COVID-19 update: University examining budget reduction scenarios
Student aid available, university emergency declaration extended
The Ohio State University
The Ohio State University announced a continuation of the university-wide state of emergency and asked all colleges and support units to prepare a range of budget projection scenarios for fiscal year 2021 as the response to the COVID-19 pandemic continues.
University updates are available on a website with information about the pandemic. The university will also respond to an email account where general questions about COVID-19 can be directed: email@example.com
President Michael V. Drake sent the following message on Saturday (April 25):
Dear Ohio State Community:
As the spring semester comes to a close and we prepare for final exams, I want to express my gratitude and admiration for how you have all adapted to the unprecedented challenges of the last several weeks. We are particularly thankful to our Wexner Medical Center personnel and first responders for their courage and sacrifice at this time. The resilience of our university community and your commitment to our academic mission and each other are truly incredible. I look forward to our virtual commencement celebration on May 3 starting at noon. A pre-ceremony program with special messages from students and university leaders will begin at 11:30 a.m. I know we all also look forward to gathering in person to recognize the Class of 2020 at a future date when it is safe to do so.
Thank you, Buckeyes -- one and all.
University state of emergency
We are making tremendous progress against COVID-19, but our work is not yet complete. We are extending the university state of emergency through Friday, May 1. This declaration enables us to utilize Disaster Leave (Policy 6.28) and is essential to providing the university with flexibility in making a variety of financial decisions over an extended period if necessary.
As shared last week, the university has launched a post-pandemic operations task force for the transition back to on-campus operations. Part of the task force’s work is to use a data-driven approach for recommending when it is safe to begin transitioning back onto campus.

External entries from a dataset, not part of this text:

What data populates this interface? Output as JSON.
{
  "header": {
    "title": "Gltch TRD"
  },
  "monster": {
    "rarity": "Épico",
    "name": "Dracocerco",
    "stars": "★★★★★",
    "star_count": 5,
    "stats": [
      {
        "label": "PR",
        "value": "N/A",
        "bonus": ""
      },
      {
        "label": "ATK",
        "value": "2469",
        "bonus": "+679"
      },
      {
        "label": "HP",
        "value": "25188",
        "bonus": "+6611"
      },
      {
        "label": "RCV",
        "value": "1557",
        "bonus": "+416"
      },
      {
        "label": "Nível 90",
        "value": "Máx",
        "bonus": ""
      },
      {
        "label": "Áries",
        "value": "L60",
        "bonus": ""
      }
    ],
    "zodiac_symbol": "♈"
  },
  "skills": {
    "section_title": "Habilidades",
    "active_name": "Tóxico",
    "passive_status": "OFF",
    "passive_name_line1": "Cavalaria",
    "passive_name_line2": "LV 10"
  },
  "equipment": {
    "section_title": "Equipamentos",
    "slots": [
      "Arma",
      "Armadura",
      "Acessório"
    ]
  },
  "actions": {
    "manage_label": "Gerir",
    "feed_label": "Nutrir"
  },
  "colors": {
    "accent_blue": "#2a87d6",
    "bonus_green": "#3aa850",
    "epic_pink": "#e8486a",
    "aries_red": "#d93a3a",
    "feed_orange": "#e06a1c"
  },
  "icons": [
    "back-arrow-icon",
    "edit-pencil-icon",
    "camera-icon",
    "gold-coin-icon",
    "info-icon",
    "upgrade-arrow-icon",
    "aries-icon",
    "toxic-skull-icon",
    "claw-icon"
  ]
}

This subgroup is led by Amy Fairchild, dean of the College of Public Health, and Bernadette Melnyk, dean of the College of Nursing and the university’s chief wellness officer, with members from the Wexner Medical Center’s Division of Infectious Diseases and other colleges, departments and offices.
The university will also continue to closely monitor state and federal guidance on this matter. Last week, Ohio Governor Mike DeWine announced that the state would begin considering a potential partial reopening of certain businesses on May 1. As the state administration shares details of this plan, which we anticipate next week, we will continue to communicate to you any effects this may have related to Ohio State. As a reminder, all university events are currently canceled through July 6, and until further notice all non-essential university employees are to continue teleworking. We will continue to reevaluate based on evolving conditions.
Student financial support
We know that COVID-19 has caused significant disruptions, including serious financial hardships. For students with unexpected or other financial challenges due to COVID-19, we have created the Together As Buckeyes emergency grants program, funded primarily by the federal Coronavirus Aid, Relief and Economic Security (CARES) Act. It is available to undergraduate, graduate and professional students — subject to eligibility requirements — through our Student Financial Aid office. The size of these grants will vary based on each student’s circumstances.
For eligibility details and more information, please visit the COVID-19 financial aid webpage.
Budgetary contingency planning
The duration and impact of the COVID-19 pandemic are unknown at this time, and we continue to engage in financial contingency planning. No source of revenue for the university has gone unaffected. We are planning for multiple scenarios while maintaining and advancing patient care, research, teaching and learning. The university has asked all colleges and support units to prepare a range of budget projection scenarios for fiscal year 2021, including potential 5%, 10% and 20% reductions in spending. This approach aligns with the governor’s instruction to all state agencies.
The Wexner Medical Center is engaging in a separate and coordinated budgetary control and contingency planning initiative. This effort is intended to address immediate patient-care needs during the pandemic as well as plan for the resumption of necessary health care services.
The university has already taken several proactive financial steps in the midst of this crisis, including a pause in some capital projects and a pause in hiring with exceptions for essential services and key faculty and research positions. These steps were made necessary by substantially reduced revenue in the wake of the pandemic.
While preparing for all scenarios, we are hoping for the best and remain committed to moving forward as a community. Once again, we have been leaders in the fight against COVID-19. We will be leaders in forging the path toward a stronger and safer future.